By John Helmer, Moscow
@bears_with
In brief statements issued late last week in Moscow – their significance missed in the western press — President Vladimir Putin ordered a reality check of Russia’s war strategy. He then answered himself by declaring the war will be over when no Ukrainian army will be left on the battlefield, nor NATO weapons.
The Foreign Ministry answered by pointing out that Russia does not recognize there is a legal Ukrainian state because the reality is that the mutual recognition treaty between Russia and the Ukraine was cancelled by Presidents Petro Poroshenko and Vladimir Zelensky in 2018 and 2019.
“We can conclude,” Putin said at the Security Council meeting on Thursday morning, “that they can certainly send in additional equipment, but the mobilisation reserve is not unlimited. And Ukraine’s Western allies really seem determined to fight with Russia to the last Ukrainian. At the same time, we must proceed from the fact that the enemy’s offensive potential has not been exhausted; they may have strategic reserves yet unused, and I ask you to keep this in mind when making fighting strategies. You need to proceed from reality.”
Putin was following by a few hours the statement by the Foreign Ministry that Russia does not recognize the legal sovereignty of the regime in Kiev, and that following the cancellation of the treaty between the Ukraine and Russia in 2019, there will be no Ukrainian state left to sign an end-of-war agreement.
At her weekly briefing of reporters, the ministry spokesman Maria Zakharova, was asked “when will Russia initiate a legal procedure to terminate the bilateral treaty with Ukraine on its sovereignty?” Zakharova answered: “The procedure for terminating the bilateral treaty with Ukraine on its sovereignty is hampered by the absence of such a treaty. In Article 1 of the Treaty on the Principles of Relations between the RSFSR and the Ukrainian SSR of November 19, 1990, the two republics recognised each other as ‘sovereign states.’ The 1990 treaty was then replaced by the Treaty on Friendship, Cooperation, and Partnership between the Russian Federation and Ukraine of May 31, 1997 (Article 39), which was denounced by Ukraine and terminated on April 1, 2019.”
No army, no state. But the war will continue because it is the one between the US and the NATO powers and Russia. That too will have an ending, but longer.

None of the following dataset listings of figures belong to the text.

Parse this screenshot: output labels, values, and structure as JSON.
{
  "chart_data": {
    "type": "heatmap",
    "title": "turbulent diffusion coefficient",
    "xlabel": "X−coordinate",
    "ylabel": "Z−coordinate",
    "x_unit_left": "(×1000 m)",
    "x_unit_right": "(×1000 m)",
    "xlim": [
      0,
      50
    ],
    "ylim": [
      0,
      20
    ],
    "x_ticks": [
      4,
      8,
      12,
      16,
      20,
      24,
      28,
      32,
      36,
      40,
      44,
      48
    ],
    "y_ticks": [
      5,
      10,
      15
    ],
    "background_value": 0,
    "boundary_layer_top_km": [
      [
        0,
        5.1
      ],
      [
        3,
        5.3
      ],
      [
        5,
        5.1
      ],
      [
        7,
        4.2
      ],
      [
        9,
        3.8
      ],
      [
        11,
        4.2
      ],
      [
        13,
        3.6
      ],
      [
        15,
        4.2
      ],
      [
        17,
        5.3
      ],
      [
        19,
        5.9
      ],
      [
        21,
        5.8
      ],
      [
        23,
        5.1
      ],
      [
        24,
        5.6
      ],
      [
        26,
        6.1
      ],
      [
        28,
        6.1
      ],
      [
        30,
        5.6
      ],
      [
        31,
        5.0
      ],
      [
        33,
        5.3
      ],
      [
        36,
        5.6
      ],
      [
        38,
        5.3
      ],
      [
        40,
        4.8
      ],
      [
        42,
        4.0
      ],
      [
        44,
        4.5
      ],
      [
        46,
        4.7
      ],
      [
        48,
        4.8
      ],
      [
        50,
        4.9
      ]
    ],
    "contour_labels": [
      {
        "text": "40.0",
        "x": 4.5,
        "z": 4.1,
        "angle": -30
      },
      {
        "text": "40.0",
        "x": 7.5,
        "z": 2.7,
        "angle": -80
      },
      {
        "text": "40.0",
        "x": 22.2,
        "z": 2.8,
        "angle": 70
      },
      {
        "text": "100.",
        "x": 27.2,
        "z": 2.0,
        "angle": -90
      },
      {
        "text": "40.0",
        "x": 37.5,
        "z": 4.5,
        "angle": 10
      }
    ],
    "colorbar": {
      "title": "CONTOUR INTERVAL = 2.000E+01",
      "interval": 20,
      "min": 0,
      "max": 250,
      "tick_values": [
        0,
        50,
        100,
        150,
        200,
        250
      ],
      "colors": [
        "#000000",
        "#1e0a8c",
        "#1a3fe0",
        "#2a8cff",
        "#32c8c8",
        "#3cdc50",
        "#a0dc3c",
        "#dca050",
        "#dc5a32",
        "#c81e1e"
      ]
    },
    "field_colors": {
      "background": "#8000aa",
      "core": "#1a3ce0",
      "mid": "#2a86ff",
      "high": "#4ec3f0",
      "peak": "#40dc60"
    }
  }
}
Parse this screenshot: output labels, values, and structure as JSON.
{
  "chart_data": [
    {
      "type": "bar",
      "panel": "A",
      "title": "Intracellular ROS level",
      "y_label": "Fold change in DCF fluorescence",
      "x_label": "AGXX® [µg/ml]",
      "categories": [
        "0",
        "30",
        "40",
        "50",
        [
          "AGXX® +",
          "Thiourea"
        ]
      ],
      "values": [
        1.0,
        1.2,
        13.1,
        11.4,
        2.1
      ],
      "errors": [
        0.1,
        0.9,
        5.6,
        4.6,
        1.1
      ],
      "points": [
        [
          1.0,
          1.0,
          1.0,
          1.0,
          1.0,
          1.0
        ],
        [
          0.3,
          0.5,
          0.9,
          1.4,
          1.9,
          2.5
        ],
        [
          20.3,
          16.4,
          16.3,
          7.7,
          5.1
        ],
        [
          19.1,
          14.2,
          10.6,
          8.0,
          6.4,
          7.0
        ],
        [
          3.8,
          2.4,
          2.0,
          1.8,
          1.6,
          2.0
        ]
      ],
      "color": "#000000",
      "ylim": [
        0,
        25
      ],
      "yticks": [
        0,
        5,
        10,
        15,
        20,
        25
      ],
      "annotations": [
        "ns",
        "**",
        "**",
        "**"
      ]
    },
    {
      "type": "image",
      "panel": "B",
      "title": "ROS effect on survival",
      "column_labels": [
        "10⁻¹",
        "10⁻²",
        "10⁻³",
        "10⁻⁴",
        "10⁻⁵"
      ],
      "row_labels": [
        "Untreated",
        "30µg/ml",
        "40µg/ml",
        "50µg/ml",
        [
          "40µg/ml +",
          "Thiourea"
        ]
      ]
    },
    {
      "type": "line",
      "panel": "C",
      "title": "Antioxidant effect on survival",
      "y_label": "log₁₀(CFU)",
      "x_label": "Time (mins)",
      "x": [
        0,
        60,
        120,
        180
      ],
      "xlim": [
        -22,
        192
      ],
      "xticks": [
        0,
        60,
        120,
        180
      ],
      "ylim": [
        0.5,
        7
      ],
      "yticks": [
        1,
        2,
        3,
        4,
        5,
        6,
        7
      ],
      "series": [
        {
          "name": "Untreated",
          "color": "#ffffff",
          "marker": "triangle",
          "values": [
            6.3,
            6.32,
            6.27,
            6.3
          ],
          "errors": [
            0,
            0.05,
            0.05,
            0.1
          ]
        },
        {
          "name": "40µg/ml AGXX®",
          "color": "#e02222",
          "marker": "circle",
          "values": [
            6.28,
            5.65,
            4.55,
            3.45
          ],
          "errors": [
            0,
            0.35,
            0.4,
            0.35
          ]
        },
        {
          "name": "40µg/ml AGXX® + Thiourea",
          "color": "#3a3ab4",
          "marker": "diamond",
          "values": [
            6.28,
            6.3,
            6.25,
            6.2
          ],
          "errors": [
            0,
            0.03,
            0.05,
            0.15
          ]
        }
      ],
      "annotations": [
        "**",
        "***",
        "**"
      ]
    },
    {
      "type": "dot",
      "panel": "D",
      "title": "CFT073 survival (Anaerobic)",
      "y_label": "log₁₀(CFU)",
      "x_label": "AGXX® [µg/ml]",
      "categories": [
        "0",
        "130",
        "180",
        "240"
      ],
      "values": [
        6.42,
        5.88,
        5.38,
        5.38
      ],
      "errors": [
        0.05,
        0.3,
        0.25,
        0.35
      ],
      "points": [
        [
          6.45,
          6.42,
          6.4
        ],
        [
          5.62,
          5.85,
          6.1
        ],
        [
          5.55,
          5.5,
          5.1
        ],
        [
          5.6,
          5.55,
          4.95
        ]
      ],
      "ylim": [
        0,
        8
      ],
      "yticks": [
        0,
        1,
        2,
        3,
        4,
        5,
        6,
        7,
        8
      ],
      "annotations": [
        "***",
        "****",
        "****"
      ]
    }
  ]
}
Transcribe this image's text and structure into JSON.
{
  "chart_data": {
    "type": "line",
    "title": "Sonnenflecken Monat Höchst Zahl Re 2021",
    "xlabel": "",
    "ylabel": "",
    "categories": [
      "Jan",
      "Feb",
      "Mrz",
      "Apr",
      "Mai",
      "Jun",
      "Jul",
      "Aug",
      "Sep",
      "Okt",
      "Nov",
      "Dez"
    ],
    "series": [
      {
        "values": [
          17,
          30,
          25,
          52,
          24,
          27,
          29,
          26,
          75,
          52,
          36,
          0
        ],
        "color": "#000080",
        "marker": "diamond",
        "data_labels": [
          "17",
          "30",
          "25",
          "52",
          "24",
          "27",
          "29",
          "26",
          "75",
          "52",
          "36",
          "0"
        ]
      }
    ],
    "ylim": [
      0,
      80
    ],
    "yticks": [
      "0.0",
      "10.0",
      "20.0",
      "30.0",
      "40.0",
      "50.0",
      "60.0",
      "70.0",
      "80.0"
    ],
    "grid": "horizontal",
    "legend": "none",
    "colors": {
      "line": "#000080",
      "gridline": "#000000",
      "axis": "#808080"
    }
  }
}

“If [NATO Secretary-General] Mr Stoltenberg again says on behalf of NATO that they are against freezing the conflict in Ukraine,” Foreign Minister Sergei Lavrov said on June 21, “this means that they want to fight. So let them fight. We are ready for that. We realised NATO’s true goals in Ukraine some time ago as their plans took shape over the years that followed the coup. Today, NATO is attempting to implement them…they are directly involved in the hybrid and hot war declared on Russia.”
I am reminded, Lavrov added, “of a Soviet-era joke noting that the Soviet Union is located too close to US military bases.” The Soviet Union was dismantled, but the war continues against Russia. It will end when the US is pushed to a safe distance. How safe, Putin asked Defense Minister Sergei Shoigu to explain in answer to two questions?
Putin’s question: “we know that the enemy is to receive additional Western equipment. What does the Defence Ministry think about threats in this connection?”
Shoigu’s answer: “All arsenals, accumulated by the Soviet Union and countries of the former socialist bloc, have now been virtually depleted. We can say the same about former Ukrainian resources… the amount, due to be delivered throughout 2023, as well as those weapons that have already been delivered, will not seriously affect the course of hostilities. Additionally, most of the armoured vehicles and fighting vehicles belong to the previous generation, or even to an earlier generation. On the one hand, their armour is weak and ineffective, compared to modern equipment. Mr President, we do not see any threats here.”
Question: “Mr Shoigu, what is the percentage of Western equipment out of the equipment that has been destroyed since June 4, which Mr Patrushev has just reported giving generalised data? Approximately.”
Answer: “Of the 246 tanks destroyed, 13 were Western made. At the same time, it should be noted that, if we consider the equipment that was delivered, tanks in particular: 81 Western-made tanks have been delivered. Of the 81 Western tanks, 13 [16%] have been destroyed. Of the armoured fighting vehicles, 59 Western ones have been destroyed. To date, Western countries have supplied Ukraine with an estimated 109 Bradley armoured fighting vehicles. Of the 109 BFVs, 18 [17%] have been destroyed. Overall, 59 Western-made armoured vehicles have been destroyed. As for field artillery and guns, here, of course, I can estimate right away that out of the 48 pieces destroyed, about 30 percent were Western made.”
The “reality”, Putin concluded publicly, not for Shoigu or the General Staff, is that the percentage of NATO weapons destroyed on the battlefield will rise sharply because “the enemy’s offensive potential has not been exhausted; they may have strategic reserves yet unused.” When those reserves are defeated, there will be neither NATO arms nor Ukrainian men left.